Emotions play a central role in our lives for better or for worse.
Modern times require that we learn to manage our emotions to navigate with an even keel through life’s ups and downs. We will explore how to move toward emotional regulation, and even step into the future of emotions!
Emotional Regulation
In the 1990s, Peter Salovey from Yale University described emotional intelligence (EI) as “The ability to monitor one’s own and others’ feelings and emotions, to discriminate among them and to use this information to guide one’s thinking and actions.”

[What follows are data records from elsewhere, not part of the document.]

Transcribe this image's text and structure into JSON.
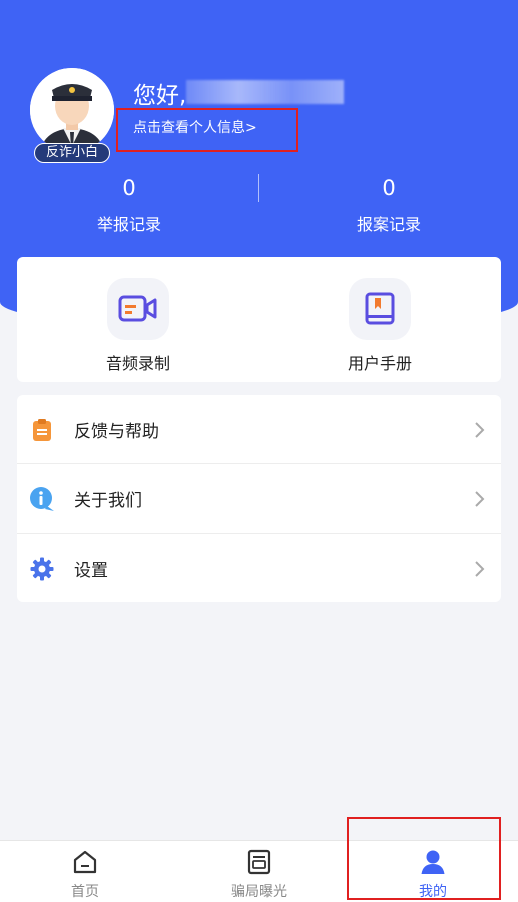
{
  "user": {
    "greeting": "您好,",
    "profile_link": "点击查看个人信息>",
    "badge": "反诈小白"
  },
  "stats": [
    {
      "value": "0",
      "label": "举报记录"
    },
    {
      "value": "0",
      "label": "报案记录"
    }
  ],
  "tools": [
    {
      "label": "音频录制",
      "icon": "video-record-icon"
    },
    {
      "label": "用户手册",
      "icon": "book-icon"
    }
  ],
  "menu": [
    {
      "label": "反馈与帮助",
      "icon": "clipboard-icon"
    },
    {
      "label": "关于我们",
      "icon": "info-icon"
    },
    {
      "label": "设置",
      "icon": "gear-icon"
    }
  ],
  "tabbar": [
    {
      "label": "首页",
      "icon": "home-icon",
      "active": false
    },
    {
      "label": "骗局曝光",
      "icon": "newspaper-icon",
      "active": false
    },
    {
      "label": "我的",
      "icon": "user-icon",
      "active": true
    }
  ],
  "colors": {
    "primary": "#3f63f5",
    "highlight": "#e02020",
    "background": "#f3f4f8"
  }
}
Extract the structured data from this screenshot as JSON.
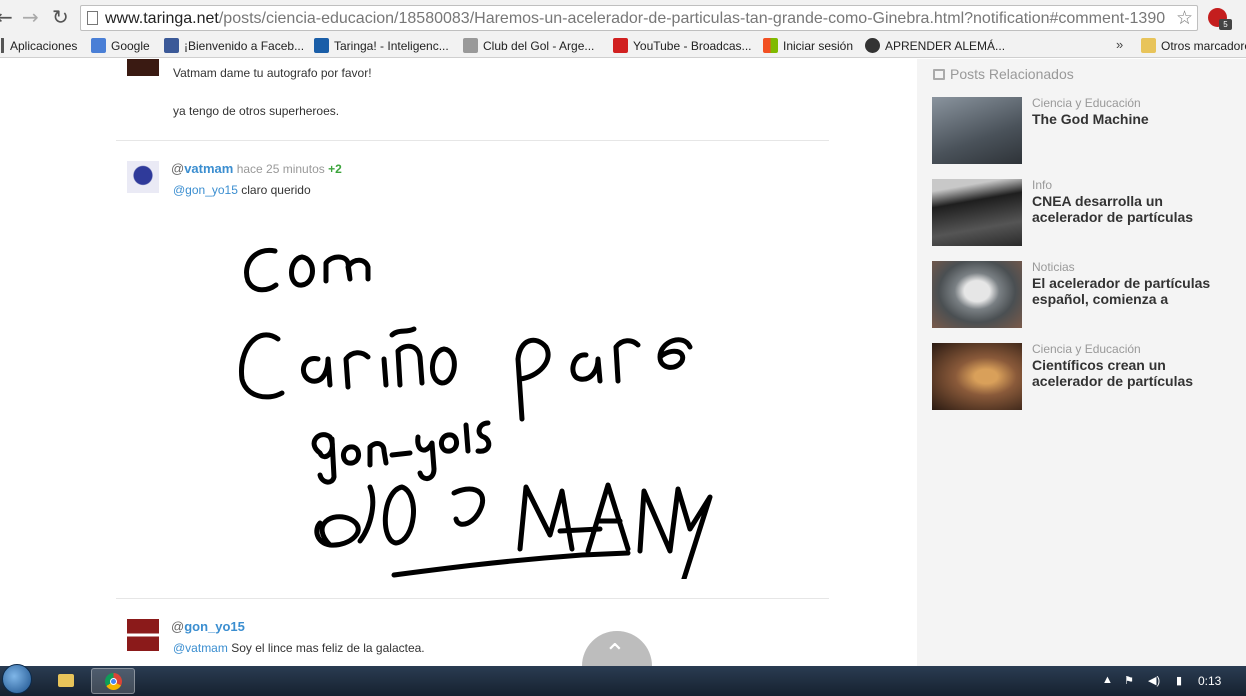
{
  "browser": {
    "url_host": "www.taringa.net",
    "url_path": "/posts/ciencia-educacion/18580083/Haremos-un-acelerador-de-particulas-tan-grande-como-Ginebra.html?notification#comment-1390",
    "ext_badge": "5",
    "bookmarks": [
      {
        "label": "Aplicaciones",
        "color": "#555555"
      },
      {
        "label": "Google",
        "color": "#4a7fd6"
      },
      {
        "label": "¡Bienvenido a Faceb...",
        "color": "#3b5998"
      },
      {
        "label": "Taringa! - Inteligenc...",
        "color": "#1a5ea8"
      },
      {
        "label": "Club del Gol - Arge...",
        "color": "#999999"
      },
      {
        "label": "YouTube - Broadcas...",
        "color": "#d12020"
      },
      {
        "label": "Iniciar sesión",
        "color": "#f25022"
      },
      {
        "label": "APRENDER ALEMÁ...",
        "color": "#333333"
      }
    ],
    "bookmarks_more": "»",
    "other_bookmarks": "Otros marcadores"
  },
  "comments": [
    {
      "text": "Vatmam dame tu autografo por favor!",
      "text2": "ya tengo de otros superheroes."
    },
    {
      "at": "@",
      "user": "vatmam",
      "time": "hace 25 minutos",
      "votes": "+2",
      "mention": "@gon_yo15",
      "text": "claro querido"
    },
    {
      "at": "@",
      "user": "gon_yo15",
      "mention": "@vatmam",
      "text": "Soy el lince mas feliz de la galactea."
    }
  ],
  "sidebar": {
    "title": "Posts Relacionados",
    "items": [
      {
        "category": "Ciencia y Educación",
        "title": "The God Machine",
        "thumb_color": "#5a6470"
      },
      {
        "category": "Info",
        "title": "CNEA desarrolla un acelerador de partículas",
        "thumb_color": "#3a3a3a"
      },
      {
        "category": "Noticias",
        "title": "El acelerador de partículas español, comienza a",
        "thumb_color": "#6a6f70"
      },
      {
        "category": "Ciencia y Educación",
        "title": "Científicos crean un acelerador de partículas",
        "thumb_color": "#6b4a32"
      }
    ]
  },
  "taskbar": {
    "clock": "0:13"
  }
}
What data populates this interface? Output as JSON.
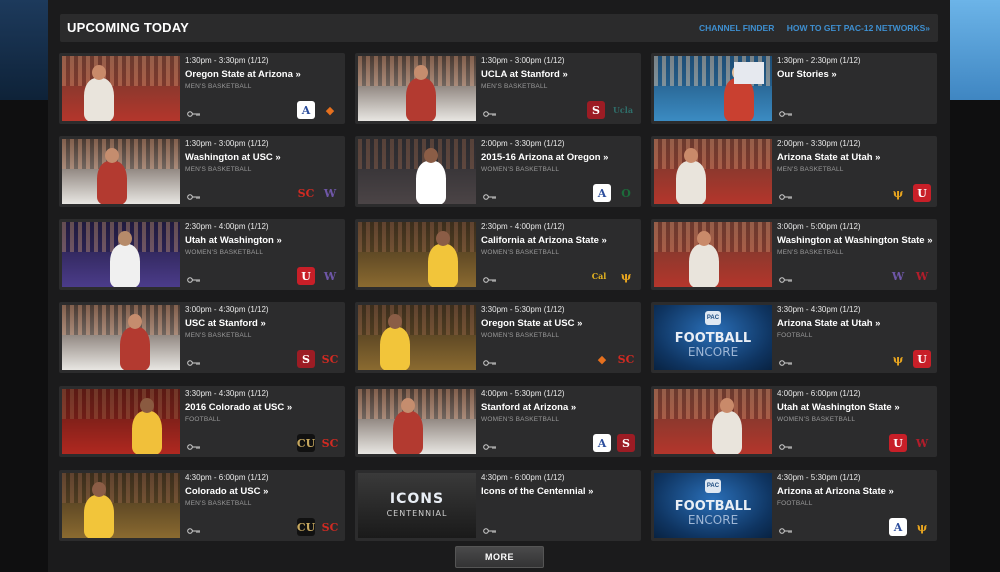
{
  "header": {
    "title": "UPCOMING TODAY",
    "link_channel_finder": "CHANNEL FINDER",
    "link_how_to_get": "HOW TO GET PAC-12 NETWORKS»"
  },
  "more_label": "MORE",
  "cards": [
    {
      "time": "1:30pm - 3:30pm (1/12)",
      "title": "Oregon State at Arizona »",
      "sport": "MEN'S BASKETBALL",
      "logos": [
        "arizona-logo",
        "oregon-state-logo"
      ],
      "thumb": "basketball-red"
    },
    {
      "time": "1:30pm - 3:00pm (1/12)",
      "title": "UCLA at Stanford »",
      "sport": "MEN'S BASKETBALL",
      "logos": [
        "stanford-logo",
        "ucla-logo"
      ],
      "thumb": "basketball-white"
    },
    {
      "time": "1:30pm - 2:30pm (1/12)",
      "title": "Our Stories »",
      "sport": "",
      "logos": [],
      "thumb": "studio"
    },
    {
      "time": "1:30pm - 3:00pm (1/12)",
      "title": "Washington at USC »",
      "sport": "MEN'S BASKETBALL",
      "logos": [
        "usc-logo",
        "washington-logo"
      ],
      "thumb": "basketball-white"
    },
    {
      "time": "2:00pm - 3:30pm (1/12)",
      "title": "2015-16 Arizona at Oregon »",
      "sport": "WOMEN'S BASKETBALL",
      "logos": [
        "arizona-logo",
        "oregon-logo"
      ],
      "thumb": "basketball-dark"
    },
    {
      "time": "2:00pm - 3:30pm (1/12)",
      "title": "Arizona State at Utah »",
      "sport": "MEN'S BASKETBALL",
      "logos": [
        "arizona-state-logo",
        "utah-logo"
      ],
      "thumb": "basketball-red"
    },
    {
      "time": "2:30pm - 4:00pm (1/12)",
      "title": "Utah at Washington »",
      "sport": "WOMEN'S BASKETBALL",
      "logos": [
        "utah-logo",
        "washington-logo"
      ],
      "thumb": "basketball-purple"
    },
    {
      "time": "2:30pm - 4:00pm (1/12)",
      "title": "California at Arizona State »",
      "sport": "WOMEN'S BASKETBALL",
      "logos": [
        "california-logo",
        "arizona-state-logo"
      ],
      "thumb": "basketball-gold"
    },
    {
      "time": "3:00pm - 5:00pm (1/12)",
      "title": "Washington at Washington State »",
      "sport": "MEN'S BASKETBALL",
      "logos": [
        "washington-logo",
        "washington-state-logo"
      ],
      "thumb": "basketball-red"
    },
    {
      "time": "3:00pm - 4:30pm (1/12)",
      "title": "USC at Stanford »",
      "sport": "MEN'S BASKETBALL",
      "logos": [
        "stanford-logo",
        "usc-logo"
      ],
      "thumb": "basketball-white"
    },
    {
      "time": "3:30pm - 5:30pm (1/12)",
      "title": "Oregon State at USC »",
      "sport": "WOMEN'S BASKETBALL",
      "logos": [
        "oregon-state-logo",
        "usc-logo"
      ],
      "thumb": "basketball-gold"
    },
    {
      "time": "3:30pm - 4:30pm (1/12)",
      "title": "Arizona State at Utah »",
      "sport": "FOOTBALL",
      "logos": [
        "arizona-state-logo",
        "utah-logo"
      ],
      "thumb": "football-encore"
    },
    {
      "time": "3:30pm - 4:30pm (1/12)",
      "title": "2016 Colorado at USC »",
      "sport": "FOOTBALL",
      "logos": [
        "colorado-logo",
        "usc-logo"
      ],
      "thumb": "football-red"
    },
    {
      "time": "4:00pm - 5:30pm (1/12)",
      "title": "Stanford at Arizona »",
      "sport": "WOMEN'S BASKETBALL",
      "logos": [
        "arizona-logo",
        "stanford-logo"
      ],
      "thumb": "basketball-white"
    },
    {
      "time": "4:00pm - 6:00pm (1/12)",
      "title": "Utah at Washington State »",
      "sport": "WOMEN'S BASKETBALL",
      "logos": [
        "utah-logo",
        "washington-state-logo"
      ],
      "thumb": "basketball-red"
    },
    {
      "time": "4:30pm - 6:00pm (1/12)",
      "title": "Colorado at USC »",
      "sport": "MEN'S BASKETBALL",
      "logos": [
        "colorado-logo",
        "usc-logo"
      ],
      "thumb": "basketball-gold"
    },
    {
      "time": "4:30pm - 6:00pm (1/12)",
      "title": "Icons of the Centennial »",
      "sport": "",
      "logos": [],
      "thumb": "icons-centennial"
    },
    {
      "time": "4:30pm - 5:30pm (1/12)",
      "title": "Arizona at Arizona State »",
      "sport": "FOOTBALL",
      "logos": [
        "arizona-logo",
        "arizona-state-logo"
      ],
      "thumb": "football-encore"
    }
  ],
  "logo_glyphs": {
    "arizona-logo": {
      "text": "A",
      "color": "#2b4d9c",
      "bg": "#ffffff"
    },
    "oregon-state-logo": {
      "text": "◆",
      "color": "#e6701e",
      "bg": "transparent"
    },
    "stanford-logo": {
      "text": "S",
      "color": "#ffffff",
      "bg": "#9c1c24"
    },
    "ucla-logo": {
      "text": "Ucla",
      "color": "#2f6e6a",
      "bg": "transparent"
    },
    "usc-logo": {
      "text": "SC",
      "color": "#d22a22",
      "bg": "transparent"
    },
    "washington-logo": {
      "text": "W",
      "color": "#6f57a8",
      "bg": "transparent"
    },
    "oregon-logo": {
      "text": "O",
      "color": "#1c6b3a",
      "bg": "transparent"
    },
    "arizona-state-logo": {
      "text": "ψ",
      "color": "#e8a51f",
      "bg": "transparent"
    },
    "utah-logo": {
      "text": "U",
      "color": "#ffffff",
      "bg": "#c81f28"
    },
    "california-logo": {
      "text": "Cal",
      "color": "#e5b420",
      "bg": "transparent"
    },
    "washington-state-logo": {
      "text": "W",
      "color": "#b31d2b",
      "bg": "transparent"
    },
    "colorado-logo": {
      "text": "CU",
      "color": "#c8a95f",
      "bg": "#111111"
    }
  },
  "thumb_text": {
    "football-encore": {
      "line1": "FOOTBALL",
      "line2": "ENCORE",
      "badge": "PAC"
    },
    "icons-centennial": {
      "line1": "ICONS",
      "line2": "CENTENNIAL",
      "badge": ""
    }
  }
}
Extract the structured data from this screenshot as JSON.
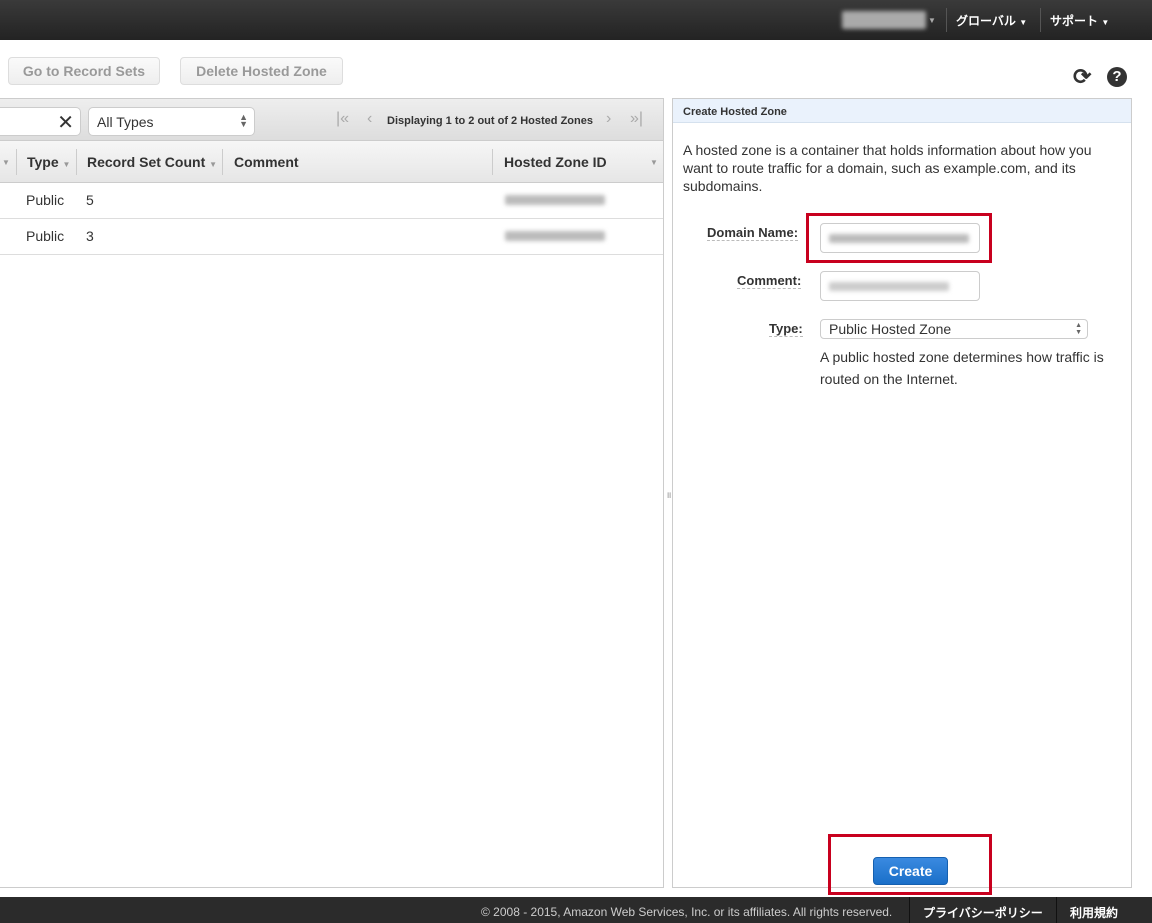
{
  "topbar": {
    "region": "グローバル",
    "support": "サポート"
  },
  "toolbar": {
    "go_to_record_sets": "Go to Record Sets",
    "delete_hosted_zone": "Delete Hosted Zone",
    "icons": [
      "refresh-icon",
      "help-icon"
    ]
  },
  "filter": {
    "type_select": "All Types",
    "pagination": "Displaying 1 to 2 out of 2 Hosted Zones"
  },
  "table": {
    "columns": [
      "Type",
      "Record Set Count",
      "Comment",
      "Hosted Zone ID"
    ],
    "rows": [
      {
        "type": "Public",
        "count": "5",
        "comment": ""
      },
      {
        "type": "Public",
        "count": "3",
        "comment": ""
      }
    ]
  },
  "panel": {
    "title": "Create Hosted Zone",
    "description": "A hosted zone is a container that holds information about how you want to route traffic for a domain, such as example.com, and its subdomains.",
    "domain_label": "Domain Name:",
    "comment_label": "Comment:",
    "type_label": "Type:",
    "type_value": "Public Hosted Zone",
    "type_help": "A public hosted zone determines how traffic is routed on the Internet.",
    "create": "Create"
  },
  "footer": {
    "copyright": "© 2008 - 2015, Amazon Web Services, Inc. or its affiliates. All rights reserved.",
    "privacy": "プライバシーポリシー",
    "terms": "利用規約"
  },
  "colors": {
    "create_button": "#1a6fc9",
    "highlight": "#c8001e"
  }
}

Daniel Goleman popularized EI and classified it into 5 components:
Self-awareness
Self-management
Motivation
Empathy
Social skills
Awareness – self-awareness, awareness of the others, and awareness of the environment – is at the core the 5 components of EI. This means being aware and adapting to the situation. The quality of awareness and the capacity to adapt were praised by Daniel Goleman in his book Emotional Intelligence, Why It Can Matter More Than IQ (1995), which has been a treasure in all professional environments.
In essence, this type of emotional intelligence, which is very useful, consists in managing emotions that have arisen in the past, that are affecting our behavior in the present.